Discussing his work with Our Common Destiny, Cardin explained that in its first dozen or so years, Genesis Philanthropy Group focused on working with Russian-speaking Jews and strengthening their Jewish identity, wherever they lived. (The Genesis Prize, although it comes under the GPG umbrella, is a separate enterprise, Cardin said.)
A few years back, GPG leaders became concerned about the growing rift between Jews in Israel and in the Diaspora, he said, and sought to create a platform where the voice of every Jew can be heard in matters relating to the Jewish people. They began to look at “what unites us, what are our shared values, what are our shared principles — indeed, how do we shape a common destiny.”

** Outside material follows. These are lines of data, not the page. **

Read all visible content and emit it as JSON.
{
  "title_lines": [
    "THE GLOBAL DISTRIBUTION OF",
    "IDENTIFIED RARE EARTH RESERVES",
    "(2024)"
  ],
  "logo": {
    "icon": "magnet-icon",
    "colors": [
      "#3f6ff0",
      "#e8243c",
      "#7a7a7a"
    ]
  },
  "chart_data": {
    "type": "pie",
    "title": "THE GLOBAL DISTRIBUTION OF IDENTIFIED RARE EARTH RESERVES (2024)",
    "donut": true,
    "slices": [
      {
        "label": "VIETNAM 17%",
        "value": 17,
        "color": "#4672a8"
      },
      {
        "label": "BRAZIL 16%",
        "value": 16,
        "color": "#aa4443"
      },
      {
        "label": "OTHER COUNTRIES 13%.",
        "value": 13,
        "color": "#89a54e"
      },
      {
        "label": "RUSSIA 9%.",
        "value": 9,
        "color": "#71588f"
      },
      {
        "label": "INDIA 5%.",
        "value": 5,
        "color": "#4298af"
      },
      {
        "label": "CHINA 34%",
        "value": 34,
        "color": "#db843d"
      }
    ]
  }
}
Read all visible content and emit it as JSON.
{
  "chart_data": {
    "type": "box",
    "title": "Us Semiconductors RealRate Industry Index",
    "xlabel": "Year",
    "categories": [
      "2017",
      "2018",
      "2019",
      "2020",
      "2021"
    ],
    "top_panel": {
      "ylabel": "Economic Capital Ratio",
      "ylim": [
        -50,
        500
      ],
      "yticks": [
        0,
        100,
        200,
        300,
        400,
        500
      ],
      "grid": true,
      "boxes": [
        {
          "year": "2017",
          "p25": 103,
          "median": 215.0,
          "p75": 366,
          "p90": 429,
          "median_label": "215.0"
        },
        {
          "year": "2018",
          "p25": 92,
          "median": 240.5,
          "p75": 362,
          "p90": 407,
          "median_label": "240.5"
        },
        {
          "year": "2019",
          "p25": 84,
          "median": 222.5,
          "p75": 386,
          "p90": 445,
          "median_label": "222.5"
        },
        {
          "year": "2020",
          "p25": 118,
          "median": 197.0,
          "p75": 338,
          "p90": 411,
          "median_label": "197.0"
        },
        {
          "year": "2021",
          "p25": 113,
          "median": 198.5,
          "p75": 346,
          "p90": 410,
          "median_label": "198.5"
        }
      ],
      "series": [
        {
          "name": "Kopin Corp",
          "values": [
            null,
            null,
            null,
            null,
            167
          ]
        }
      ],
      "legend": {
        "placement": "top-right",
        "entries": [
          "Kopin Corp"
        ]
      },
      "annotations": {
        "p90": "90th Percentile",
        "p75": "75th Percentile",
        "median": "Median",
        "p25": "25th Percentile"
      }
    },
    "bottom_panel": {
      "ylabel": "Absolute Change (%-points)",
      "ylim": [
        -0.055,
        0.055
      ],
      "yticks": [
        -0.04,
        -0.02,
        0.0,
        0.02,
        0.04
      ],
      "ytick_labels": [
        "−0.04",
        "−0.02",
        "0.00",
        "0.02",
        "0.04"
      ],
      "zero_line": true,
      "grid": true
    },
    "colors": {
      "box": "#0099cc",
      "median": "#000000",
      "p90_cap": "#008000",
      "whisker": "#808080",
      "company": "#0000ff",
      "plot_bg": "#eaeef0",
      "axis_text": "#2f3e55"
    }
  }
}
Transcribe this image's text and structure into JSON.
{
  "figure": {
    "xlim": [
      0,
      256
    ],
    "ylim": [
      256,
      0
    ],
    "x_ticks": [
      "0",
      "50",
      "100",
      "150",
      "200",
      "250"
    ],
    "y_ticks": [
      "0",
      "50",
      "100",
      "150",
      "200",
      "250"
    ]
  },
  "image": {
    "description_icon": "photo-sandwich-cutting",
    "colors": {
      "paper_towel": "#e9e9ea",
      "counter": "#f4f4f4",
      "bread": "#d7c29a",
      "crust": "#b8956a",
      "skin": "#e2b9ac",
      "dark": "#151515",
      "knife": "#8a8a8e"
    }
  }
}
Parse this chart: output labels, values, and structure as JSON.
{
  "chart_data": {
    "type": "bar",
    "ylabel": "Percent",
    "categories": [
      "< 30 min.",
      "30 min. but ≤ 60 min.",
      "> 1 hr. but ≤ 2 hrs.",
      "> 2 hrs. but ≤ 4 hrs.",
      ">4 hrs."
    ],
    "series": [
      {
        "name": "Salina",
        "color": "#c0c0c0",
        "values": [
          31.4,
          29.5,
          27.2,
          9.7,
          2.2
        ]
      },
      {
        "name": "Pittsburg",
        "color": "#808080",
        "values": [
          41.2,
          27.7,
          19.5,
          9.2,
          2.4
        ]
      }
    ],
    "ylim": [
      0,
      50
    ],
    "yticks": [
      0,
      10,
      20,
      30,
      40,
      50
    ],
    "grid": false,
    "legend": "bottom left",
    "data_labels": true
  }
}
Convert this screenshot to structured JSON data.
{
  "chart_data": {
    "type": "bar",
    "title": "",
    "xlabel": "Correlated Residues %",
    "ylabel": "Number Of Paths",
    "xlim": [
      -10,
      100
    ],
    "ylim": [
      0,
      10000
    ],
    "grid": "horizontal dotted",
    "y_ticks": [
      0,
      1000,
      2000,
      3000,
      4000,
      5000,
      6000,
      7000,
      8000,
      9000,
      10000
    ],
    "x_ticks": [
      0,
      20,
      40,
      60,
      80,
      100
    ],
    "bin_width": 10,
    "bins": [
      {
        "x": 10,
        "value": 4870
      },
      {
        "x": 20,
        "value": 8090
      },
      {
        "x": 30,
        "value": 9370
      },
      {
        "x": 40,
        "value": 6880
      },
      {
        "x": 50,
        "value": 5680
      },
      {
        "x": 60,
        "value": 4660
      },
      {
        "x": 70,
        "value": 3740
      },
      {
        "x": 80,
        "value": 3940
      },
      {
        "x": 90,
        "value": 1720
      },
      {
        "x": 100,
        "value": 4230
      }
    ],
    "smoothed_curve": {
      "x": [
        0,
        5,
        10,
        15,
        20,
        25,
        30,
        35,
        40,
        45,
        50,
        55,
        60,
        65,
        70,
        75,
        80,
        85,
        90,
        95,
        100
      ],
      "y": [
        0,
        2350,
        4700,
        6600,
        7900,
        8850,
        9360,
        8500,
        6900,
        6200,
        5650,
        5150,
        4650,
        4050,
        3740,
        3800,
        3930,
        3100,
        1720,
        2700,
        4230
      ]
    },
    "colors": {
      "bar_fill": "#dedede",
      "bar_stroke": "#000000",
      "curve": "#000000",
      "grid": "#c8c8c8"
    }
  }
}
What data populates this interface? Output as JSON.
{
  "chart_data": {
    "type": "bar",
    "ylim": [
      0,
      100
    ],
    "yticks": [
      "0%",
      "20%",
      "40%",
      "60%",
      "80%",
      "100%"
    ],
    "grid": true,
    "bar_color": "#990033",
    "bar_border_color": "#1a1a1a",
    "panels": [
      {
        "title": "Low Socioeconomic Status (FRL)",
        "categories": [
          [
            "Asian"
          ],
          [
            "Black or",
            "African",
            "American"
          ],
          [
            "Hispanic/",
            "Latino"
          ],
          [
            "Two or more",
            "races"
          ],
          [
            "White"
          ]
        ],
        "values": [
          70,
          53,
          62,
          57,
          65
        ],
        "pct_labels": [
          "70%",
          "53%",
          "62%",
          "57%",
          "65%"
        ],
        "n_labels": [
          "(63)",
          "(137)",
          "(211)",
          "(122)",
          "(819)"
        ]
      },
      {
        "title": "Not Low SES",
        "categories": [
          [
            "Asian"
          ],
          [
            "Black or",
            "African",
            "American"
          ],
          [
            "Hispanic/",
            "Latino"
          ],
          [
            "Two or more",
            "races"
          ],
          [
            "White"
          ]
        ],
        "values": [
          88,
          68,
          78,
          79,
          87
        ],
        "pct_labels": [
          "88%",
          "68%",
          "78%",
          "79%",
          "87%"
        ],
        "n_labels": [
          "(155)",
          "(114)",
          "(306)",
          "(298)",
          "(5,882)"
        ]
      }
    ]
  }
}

A global group of Jewish scholars, from progressive to haredi (ultra-Orthodox), drafted and commented on a declaration, which can be read at www.ourcommon
destiny.org. Cardin outlined its six principles: the safety and security of Israel and the Jewish people wherever they live, mutual responsibility for each other, strengthening the Jewish identity of every Jew, serving as a light unto the nations, encouraging people to live moral and ethical lives, and contributing to the world through science, technology, and other innovations.
In September, the declaration was presented to Israeli President Reuven Rivlin, who challenged the group to crowdsource it. The next step is to get people to vote on the priority of the principles, and to answer, for each principle, this question: We will have fulfilled our commitment to this principle when the following is true.
The top answers in each category will be added to the document, which was deliberately left incomplete. Our Common Destiny is currently seeking a project manager to implement the crowdsourcing, Cardin said, with an ultimate goal of getting 500,000 people to interact in a simple way with the document — something akin to “liking” it — with 50,000 “wrestling with the document” by ranking the priorities and answering the questions.